Pertama-tama dalam mengasihi saudara-saudari kita hendaknya dengan
rendah hati dan lemah lembut sesuai dengan apa yang mereka butuhkan demi
kesejahteraan dan keselamatan mareka, terutama jiwanya. Pada masa kini
yang mungkin sulit dan berat adalah ‘dikasihi’. Dikasihi tidak hanya
enak dan nikmat di dalam tubuh, melainkan juga sering tidak enak dan
menyakiti, yaitu ketika kita diejek, dikritik, diberitahu,
dididik/dibimbing dst.. Hendaknya semua sapaan, perlakuan dan sikap
saudara-saudari kita dihayati sebagai kasih mereka kepada kita.
“Anak-anakku,
marilah kita mengasihi bukan dengan perkataan atau dengan lidah, tetapi
dengan perbuatan dan dalam kebenaran. Demikianlah kita ketahui, bahwa
kita berasal dari kebenaran. Demikian pula kita boleh menenangkan hati
kita di hadapan Allah, sebab jika kita dituduh olehnya, Allah adalah
lebih besar dari pada hati kita serta mengetahui segala sesuatu.” (1Yoh 3:18-20)
Cintakasih
sejati memang harus menjadi nyata dalam tindakan atau perilaku, tidak
berhenti pada kata-kata manis dan mesra di lidah saja. Anda semua yang
menjadi suami-isteri kiranya telah menghayati cintakasih tidak hanya
dalam perkataan manis dengan lidah saja, melainkan menjadi nyata dalam
tindakan atau perilaku yaitu dalam hubungan seksual dimana anda saling
memberikan diri seutuhnya secara terbuka atau telanjang bulat, tak ada
sesuatupun yang disembunyikan: semuanya dipersembahkan kepada yang
terkasih. Kami berharap pengalaman tersebut menjadi nyata juga atau
dihayati dalam mengasihi anak-anak yang dianugerahkan Tuhan kepada anda,
sehingga anak-anak tumbuh berkembang dalam cintakasih yang nyata dan
kelak kemudian hari mereka juga akan mengasihi sesamanya lebih dalam
tindakan atau perilaku daripada kata-kata atau omongan.
Kita
semua dapat mewujudkan cintakasih dalam saling memberi perhatian, dan
perhatian tersebut dapat menjadi nyata dalam aneka bentuk tergantung
situasi dan kondisi atau kesempatan dan kemungkinan. Perhatian antara
lain dapat diwujudkan dengan tinggal bersama, menghadiri atau
mendatangi, mendoakan dst.. Secara khusus kami ingatkan kepada mereka
yang mengunjungi saudara-saudarinya yang sedang menderita sakit,
hendaknya lebih mengutamakan hadir atau bersama mereka daripada
omong-omong, apalagi menanyakan sebab-sebab mereka menderita sakit.

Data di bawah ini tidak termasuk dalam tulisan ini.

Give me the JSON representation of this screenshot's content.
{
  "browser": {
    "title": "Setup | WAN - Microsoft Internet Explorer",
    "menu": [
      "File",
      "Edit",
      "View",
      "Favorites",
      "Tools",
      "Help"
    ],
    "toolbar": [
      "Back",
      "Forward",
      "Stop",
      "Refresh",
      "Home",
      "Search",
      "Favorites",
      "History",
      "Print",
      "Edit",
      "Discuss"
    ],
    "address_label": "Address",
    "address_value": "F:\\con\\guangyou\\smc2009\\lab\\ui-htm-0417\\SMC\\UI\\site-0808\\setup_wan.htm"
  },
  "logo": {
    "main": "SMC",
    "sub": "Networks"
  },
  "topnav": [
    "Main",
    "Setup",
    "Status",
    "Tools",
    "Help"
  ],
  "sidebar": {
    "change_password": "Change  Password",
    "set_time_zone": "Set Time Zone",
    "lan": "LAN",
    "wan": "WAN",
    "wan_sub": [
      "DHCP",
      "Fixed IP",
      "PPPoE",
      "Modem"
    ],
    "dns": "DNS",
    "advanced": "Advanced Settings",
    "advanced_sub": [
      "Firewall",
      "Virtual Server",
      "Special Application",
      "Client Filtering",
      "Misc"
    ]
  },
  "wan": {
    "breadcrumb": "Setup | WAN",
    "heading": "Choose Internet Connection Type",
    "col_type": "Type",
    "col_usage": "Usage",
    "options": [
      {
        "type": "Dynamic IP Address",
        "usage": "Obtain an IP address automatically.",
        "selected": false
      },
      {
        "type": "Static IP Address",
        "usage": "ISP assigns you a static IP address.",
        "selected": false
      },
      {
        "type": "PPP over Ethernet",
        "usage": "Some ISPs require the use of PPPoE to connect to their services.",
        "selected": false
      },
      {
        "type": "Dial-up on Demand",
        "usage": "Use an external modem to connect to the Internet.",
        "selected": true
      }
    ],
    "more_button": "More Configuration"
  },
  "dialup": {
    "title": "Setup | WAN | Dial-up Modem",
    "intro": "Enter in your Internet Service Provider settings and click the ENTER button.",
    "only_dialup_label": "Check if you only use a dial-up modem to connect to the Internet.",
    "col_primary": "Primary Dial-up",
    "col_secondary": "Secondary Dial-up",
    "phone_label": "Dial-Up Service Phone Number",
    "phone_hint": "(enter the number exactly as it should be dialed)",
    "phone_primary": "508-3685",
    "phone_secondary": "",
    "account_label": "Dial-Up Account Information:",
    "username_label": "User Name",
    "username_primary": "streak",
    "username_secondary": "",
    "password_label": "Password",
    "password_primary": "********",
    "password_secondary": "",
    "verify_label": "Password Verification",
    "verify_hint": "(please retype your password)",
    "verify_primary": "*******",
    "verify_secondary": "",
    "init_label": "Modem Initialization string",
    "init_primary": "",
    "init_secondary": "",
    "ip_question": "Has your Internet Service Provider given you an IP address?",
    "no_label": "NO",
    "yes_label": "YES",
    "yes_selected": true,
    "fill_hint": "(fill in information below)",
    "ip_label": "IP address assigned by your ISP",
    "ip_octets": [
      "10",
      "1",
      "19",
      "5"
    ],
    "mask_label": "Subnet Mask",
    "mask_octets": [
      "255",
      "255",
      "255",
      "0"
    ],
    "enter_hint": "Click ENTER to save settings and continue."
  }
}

Kepada para pimpinan karya atau hidup bersama kami harapkan sering
mendatangi anak buah atau anggota seraya memberi sapaan secukupnya. Yang
juga tak pernah boleh dilupakan adalah cintakasih atau perhatian
orangtua bagi anak-anaknya: hendaknya dengan besar hati dan pengorbanan
memboroskan waktu dan tenaga bagi anak-anaknya. Cintakasih memang antara
lain harus diwujudkan dalam pemborosan waktu dan tenaga bagi yang
terkasih.
“Selama
beberapa waktu jemaat di seluruh Yudea, Galilea dan Samaria berada
dalam keadaan damai. Jemaat itu dibangun dan hidup dalam takut akan
Tuhan. Jumlahnya makin bertambah besar oleh pertolongan dan penghiburan
Roh Kudus” (Kis 9:31), demikian berita yang menggembirakan perihal
pertambahan jumlah mereka yang percaya kepada Yesus Kristus karena
kehadiran Paulus dan Barnabas. Hal ini kiranya merupakan contoh atau
teladan yang baik bagi para gembala umat atau para pastor/imam. Secara
khusus kami harapkan pada para pastor paroki: hendaknya memberi
perhatian dalam pelayanan pastoral dengan mengunjungi umat di wilayah
parokinya secara bergiliran sehingga seluruh umat pernah dikunjungi.
Berpatoral berarti mengunjungi atau mendatangi, lebih-lebih atau
terutama mereka yang kurang memperoleh perhatian atau mereka yang miskin
dan berkekurangan.
“Nazarku
akan kubayar di deapan mereka yang takut akan Dia. Orang yang rendah
hati akan makan dan kenyang, orang yang mencari TUHAN akan memuji-muji
Dia; biarlah hatimu hidup untuk selamanya! Segala ujung bumi akan
mengingatnya dan berbalik kepada TUHAN; dan segala kaum dari
bangsa-bangsa akan sujud menyembah di hadapan-Nya. Sebab TUHANlah yang
empunya kerajaan, Dialah yang memerintah atas bangsa-bangsa. Ya,
kepada-Nya akan sujud menyembah semua orang sombong di bumi, di
hadapan-Nya akan berlutut semua orang yang turun ke dalam debu, dan
orang yang tidak dapat menyambung hidup.”